En France, enivrés par cette victoire populaire, certains se voient déjà à la tête d’une coalition hétéroclite allant jusqu’aux socialistes dits « frondeurs » en passant par les écologistes et le Front de Gauche. Ceux-là même qui hier encore étaient ministres de Hollande ou, aujourd’hui députés, votent ou laissent passer les mesures les plus rétrogrades, disent se reconnaître dans la victoire de l’alliance entre différents groupes et courants que constitue Syriza. Le retour de la « gauche plurielle » en quelque sorte. On connaît le résultat de la précédente : record de privatisations, déceptions pour le peuple et sa perte d’espoir dans le politique qui ont conduit au renforcement de l’extrême droite par défaut de perspective.

L’histoire du mouvement social nous apprend que s’il est arrivé que le peuple conquière des acquis par la lutte et ce, quelle que soit la composition politique au pouvoir, quitte à le renverser, l’inverse n’a jamais été vrai. Sans lutte les acquis sont repris…Par contre c’est toujours la combinaison des luttes et d’un gouvernement se déclarant progressiste qui a permis les plus grandes avancées.

La solution n’est pas dans les tractations d’appareils totalement coupés de la réalité économique et sociale de leur pays. D’autant que toute volonté de progrès social est en totale contradiction avec les obligations des Traités Européens ou du TAFTA au plan international.

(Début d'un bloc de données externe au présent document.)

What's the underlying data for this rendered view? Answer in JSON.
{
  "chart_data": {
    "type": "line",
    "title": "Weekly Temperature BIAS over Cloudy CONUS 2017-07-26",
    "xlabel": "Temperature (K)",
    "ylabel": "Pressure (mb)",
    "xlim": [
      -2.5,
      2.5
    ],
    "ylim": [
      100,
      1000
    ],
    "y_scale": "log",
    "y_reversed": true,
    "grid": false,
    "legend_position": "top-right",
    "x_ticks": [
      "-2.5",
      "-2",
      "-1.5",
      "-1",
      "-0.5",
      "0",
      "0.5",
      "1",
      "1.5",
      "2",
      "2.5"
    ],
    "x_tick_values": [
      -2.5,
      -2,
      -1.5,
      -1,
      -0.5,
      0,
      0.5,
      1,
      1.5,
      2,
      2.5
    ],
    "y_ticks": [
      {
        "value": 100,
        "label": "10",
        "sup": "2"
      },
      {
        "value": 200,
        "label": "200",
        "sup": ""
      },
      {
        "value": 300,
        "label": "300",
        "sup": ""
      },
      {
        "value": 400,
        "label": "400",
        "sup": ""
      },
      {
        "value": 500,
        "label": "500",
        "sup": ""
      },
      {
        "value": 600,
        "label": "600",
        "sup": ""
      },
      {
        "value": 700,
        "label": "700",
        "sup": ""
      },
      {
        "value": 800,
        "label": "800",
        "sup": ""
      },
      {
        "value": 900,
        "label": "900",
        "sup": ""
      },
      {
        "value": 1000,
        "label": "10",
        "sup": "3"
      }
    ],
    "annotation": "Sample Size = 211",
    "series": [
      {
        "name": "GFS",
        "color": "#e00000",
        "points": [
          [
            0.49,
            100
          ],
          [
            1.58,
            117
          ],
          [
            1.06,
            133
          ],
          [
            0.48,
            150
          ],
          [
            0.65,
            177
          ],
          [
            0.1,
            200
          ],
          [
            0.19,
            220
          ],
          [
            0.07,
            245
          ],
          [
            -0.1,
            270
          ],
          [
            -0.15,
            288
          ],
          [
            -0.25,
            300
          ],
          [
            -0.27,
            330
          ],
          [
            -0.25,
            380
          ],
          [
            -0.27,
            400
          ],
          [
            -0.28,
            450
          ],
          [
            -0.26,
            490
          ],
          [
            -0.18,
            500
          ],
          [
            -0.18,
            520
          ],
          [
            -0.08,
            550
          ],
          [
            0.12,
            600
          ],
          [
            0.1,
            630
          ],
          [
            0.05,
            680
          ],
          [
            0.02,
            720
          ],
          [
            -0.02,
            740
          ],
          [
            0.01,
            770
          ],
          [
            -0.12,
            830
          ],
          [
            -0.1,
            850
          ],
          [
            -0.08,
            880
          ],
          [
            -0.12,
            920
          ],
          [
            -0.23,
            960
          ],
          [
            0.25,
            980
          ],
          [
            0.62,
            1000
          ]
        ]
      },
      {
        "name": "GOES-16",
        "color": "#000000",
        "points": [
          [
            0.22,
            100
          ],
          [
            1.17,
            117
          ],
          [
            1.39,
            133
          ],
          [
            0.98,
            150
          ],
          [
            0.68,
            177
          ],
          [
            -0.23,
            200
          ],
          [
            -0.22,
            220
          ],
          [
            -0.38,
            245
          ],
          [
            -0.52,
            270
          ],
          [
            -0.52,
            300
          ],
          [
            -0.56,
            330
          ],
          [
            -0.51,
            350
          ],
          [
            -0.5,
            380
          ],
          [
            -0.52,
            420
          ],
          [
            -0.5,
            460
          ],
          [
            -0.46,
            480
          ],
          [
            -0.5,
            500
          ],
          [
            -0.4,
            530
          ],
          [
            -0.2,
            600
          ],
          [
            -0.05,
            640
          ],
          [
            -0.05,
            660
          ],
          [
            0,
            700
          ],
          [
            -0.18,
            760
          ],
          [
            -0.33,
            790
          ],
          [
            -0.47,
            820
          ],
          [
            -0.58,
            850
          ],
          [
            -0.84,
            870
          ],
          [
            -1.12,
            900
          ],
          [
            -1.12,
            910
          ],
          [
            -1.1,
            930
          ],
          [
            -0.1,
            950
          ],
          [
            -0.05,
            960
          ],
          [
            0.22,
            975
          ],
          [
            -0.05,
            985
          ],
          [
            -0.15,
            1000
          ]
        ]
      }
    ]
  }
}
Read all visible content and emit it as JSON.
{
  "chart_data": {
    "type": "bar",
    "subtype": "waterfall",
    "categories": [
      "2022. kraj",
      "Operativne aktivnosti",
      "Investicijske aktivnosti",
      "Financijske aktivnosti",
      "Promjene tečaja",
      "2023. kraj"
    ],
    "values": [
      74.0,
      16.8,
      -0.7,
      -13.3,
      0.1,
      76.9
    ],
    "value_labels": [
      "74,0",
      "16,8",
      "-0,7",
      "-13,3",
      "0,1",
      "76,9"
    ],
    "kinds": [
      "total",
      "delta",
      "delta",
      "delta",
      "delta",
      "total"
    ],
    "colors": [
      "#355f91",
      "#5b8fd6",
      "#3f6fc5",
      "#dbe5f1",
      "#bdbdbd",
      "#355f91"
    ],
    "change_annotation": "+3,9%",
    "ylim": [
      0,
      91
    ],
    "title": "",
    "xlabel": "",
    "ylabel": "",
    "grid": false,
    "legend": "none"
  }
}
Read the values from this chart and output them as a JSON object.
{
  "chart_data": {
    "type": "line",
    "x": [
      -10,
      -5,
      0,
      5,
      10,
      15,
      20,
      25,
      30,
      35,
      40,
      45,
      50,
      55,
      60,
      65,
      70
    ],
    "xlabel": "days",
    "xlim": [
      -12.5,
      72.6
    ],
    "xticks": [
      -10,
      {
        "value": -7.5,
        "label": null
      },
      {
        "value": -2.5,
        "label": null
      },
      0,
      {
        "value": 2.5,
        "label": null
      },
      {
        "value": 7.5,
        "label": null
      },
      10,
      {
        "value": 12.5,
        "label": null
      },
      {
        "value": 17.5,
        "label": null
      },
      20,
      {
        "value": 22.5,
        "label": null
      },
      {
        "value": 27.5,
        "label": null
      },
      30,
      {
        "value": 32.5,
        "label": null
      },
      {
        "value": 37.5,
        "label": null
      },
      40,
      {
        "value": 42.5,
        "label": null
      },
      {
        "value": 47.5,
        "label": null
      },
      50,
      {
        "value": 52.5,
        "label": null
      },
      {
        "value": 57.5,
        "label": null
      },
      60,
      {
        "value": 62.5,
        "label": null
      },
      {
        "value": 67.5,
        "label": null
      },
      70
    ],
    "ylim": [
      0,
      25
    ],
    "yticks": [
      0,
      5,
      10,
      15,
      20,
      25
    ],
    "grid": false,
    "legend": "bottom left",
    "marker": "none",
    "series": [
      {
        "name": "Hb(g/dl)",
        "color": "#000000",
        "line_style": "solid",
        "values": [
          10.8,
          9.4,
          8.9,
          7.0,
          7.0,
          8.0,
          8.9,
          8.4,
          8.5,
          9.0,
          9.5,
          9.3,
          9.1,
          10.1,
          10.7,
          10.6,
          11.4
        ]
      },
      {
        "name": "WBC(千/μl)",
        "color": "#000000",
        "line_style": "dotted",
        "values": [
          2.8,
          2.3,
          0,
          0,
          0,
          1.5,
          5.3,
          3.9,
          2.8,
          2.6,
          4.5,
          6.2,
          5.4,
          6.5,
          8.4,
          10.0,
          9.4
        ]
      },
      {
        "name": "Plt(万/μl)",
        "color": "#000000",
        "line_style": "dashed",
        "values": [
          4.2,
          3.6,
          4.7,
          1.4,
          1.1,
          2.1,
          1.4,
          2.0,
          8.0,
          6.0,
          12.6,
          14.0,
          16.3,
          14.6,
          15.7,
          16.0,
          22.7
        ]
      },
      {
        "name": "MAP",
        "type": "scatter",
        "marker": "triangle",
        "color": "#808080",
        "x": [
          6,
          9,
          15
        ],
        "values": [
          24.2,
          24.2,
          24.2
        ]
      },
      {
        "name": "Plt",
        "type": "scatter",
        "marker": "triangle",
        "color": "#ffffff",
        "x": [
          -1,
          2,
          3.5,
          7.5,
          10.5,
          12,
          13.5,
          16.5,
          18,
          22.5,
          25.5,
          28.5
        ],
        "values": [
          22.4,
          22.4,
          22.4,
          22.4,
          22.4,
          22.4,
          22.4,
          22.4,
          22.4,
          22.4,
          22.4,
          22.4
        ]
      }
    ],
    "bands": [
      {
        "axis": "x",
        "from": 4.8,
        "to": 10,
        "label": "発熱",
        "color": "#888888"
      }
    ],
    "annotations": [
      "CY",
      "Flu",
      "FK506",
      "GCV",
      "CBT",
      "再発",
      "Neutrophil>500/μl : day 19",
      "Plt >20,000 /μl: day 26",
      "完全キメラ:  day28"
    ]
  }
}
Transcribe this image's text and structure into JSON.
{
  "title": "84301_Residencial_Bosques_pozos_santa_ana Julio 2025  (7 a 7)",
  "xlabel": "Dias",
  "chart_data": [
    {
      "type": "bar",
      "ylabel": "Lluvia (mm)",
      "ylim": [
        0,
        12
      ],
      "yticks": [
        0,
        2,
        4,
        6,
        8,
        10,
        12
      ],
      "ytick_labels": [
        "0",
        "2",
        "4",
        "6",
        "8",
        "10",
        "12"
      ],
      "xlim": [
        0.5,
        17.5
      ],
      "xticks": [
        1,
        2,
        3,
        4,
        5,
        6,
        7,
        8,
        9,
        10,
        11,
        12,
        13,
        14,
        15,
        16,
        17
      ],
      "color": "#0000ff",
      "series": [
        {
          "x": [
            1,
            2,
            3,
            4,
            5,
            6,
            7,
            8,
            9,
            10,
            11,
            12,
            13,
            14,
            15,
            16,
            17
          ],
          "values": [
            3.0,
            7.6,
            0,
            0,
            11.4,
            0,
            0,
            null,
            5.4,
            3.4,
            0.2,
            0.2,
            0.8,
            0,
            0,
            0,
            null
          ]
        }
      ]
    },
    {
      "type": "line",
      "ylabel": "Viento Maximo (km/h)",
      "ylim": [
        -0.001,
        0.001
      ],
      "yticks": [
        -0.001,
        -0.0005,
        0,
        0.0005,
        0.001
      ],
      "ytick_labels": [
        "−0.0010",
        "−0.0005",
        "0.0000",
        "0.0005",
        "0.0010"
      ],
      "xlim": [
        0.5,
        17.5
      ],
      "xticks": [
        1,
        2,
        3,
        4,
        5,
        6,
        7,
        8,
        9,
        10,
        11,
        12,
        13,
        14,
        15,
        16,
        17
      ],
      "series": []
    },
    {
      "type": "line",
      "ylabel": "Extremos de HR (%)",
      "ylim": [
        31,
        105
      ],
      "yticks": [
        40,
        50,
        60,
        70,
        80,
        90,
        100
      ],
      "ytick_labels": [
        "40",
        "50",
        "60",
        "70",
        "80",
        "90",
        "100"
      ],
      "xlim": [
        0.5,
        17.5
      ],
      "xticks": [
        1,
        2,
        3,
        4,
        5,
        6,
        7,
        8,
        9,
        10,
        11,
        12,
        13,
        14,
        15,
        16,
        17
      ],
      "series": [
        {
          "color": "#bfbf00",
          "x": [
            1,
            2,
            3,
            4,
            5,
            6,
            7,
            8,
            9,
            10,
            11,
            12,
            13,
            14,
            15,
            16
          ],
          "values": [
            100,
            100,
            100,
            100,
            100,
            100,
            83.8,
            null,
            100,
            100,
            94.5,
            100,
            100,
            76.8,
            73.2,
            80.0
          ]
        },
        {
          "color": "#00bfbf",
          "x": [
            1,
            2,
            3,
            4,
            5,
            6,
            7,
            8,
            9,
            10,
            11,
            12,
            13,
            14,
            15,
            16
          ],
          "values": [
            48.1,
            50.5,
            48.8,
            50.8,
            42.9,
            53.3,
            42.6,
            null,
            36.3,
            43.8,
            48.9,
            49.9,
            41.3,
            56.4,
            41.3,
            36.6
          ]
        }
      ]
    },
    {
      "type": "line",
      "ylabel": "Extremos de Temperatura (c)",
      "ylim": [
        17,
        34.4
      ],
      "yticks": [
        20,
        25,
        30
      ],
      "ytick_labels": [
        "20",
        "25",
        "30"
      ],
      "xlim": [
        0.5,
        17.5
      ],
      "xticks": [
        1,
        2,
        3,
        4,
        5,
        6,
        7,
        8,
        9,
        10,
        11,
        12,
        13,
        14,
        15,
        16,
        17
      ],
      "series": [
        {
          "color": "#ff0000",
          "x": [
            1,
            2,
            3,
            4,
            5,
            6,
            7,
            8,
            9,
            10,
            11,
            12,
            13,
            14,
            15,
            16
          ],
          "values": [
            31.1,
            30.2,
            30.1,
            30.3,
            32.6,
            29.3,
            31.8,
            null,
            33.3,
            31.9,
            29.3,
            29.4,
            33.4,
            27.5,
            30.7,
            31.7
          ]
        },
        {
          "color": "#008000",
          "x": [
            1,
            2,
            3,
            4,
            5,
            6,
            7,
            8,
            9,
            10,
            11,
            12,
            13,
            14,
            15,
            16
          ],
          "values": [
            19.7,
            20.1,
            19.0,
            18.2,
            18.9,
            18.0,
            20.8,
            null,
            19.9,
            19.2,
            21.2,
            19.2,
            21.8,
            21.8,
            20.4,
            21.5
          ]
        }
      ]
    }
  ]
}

Comme Dimitris Koutsoubas nous restons persuadés que rien d’important pour le bien être du plus grand nombre ne peut se faire sans la pression populaire, sans une prise en compte des besoins réels des gens et sans un parti révolutionnaire qui aide aux luttes et à la transformation sociale.

C’est ce qui nous anime à travers notre appel [re]construire.

Alors ?

On passe sous la table ou on la renverse ?

Rouge-Midi


[1Un peu moins chez nous à cause des derniers évènements sanglants encore que l’on peut s’interroger malgré tout sur la place prise ces derniers jours par ces élections dans les médias, significative selon nous de la peur de la grande bourgeoisie de tout ce qui peut mettre un tant soit peu en cause l’ordre établi.

[2On peut aussi s’interroger sur le qualificatif de « radical » qui est attribué à Syriza puisque jusque-là nous n’avons pas entendu de sa part une radicale remise en cause du capitalisme et de son instrument de domination des peuples européens qu’est l’U.E.

[3La Troïka européenne comprend trois institutions : la Commission Européenne (CE)-la Banque centrale européenne (BCE)-le Fonds monétaire international (FMI)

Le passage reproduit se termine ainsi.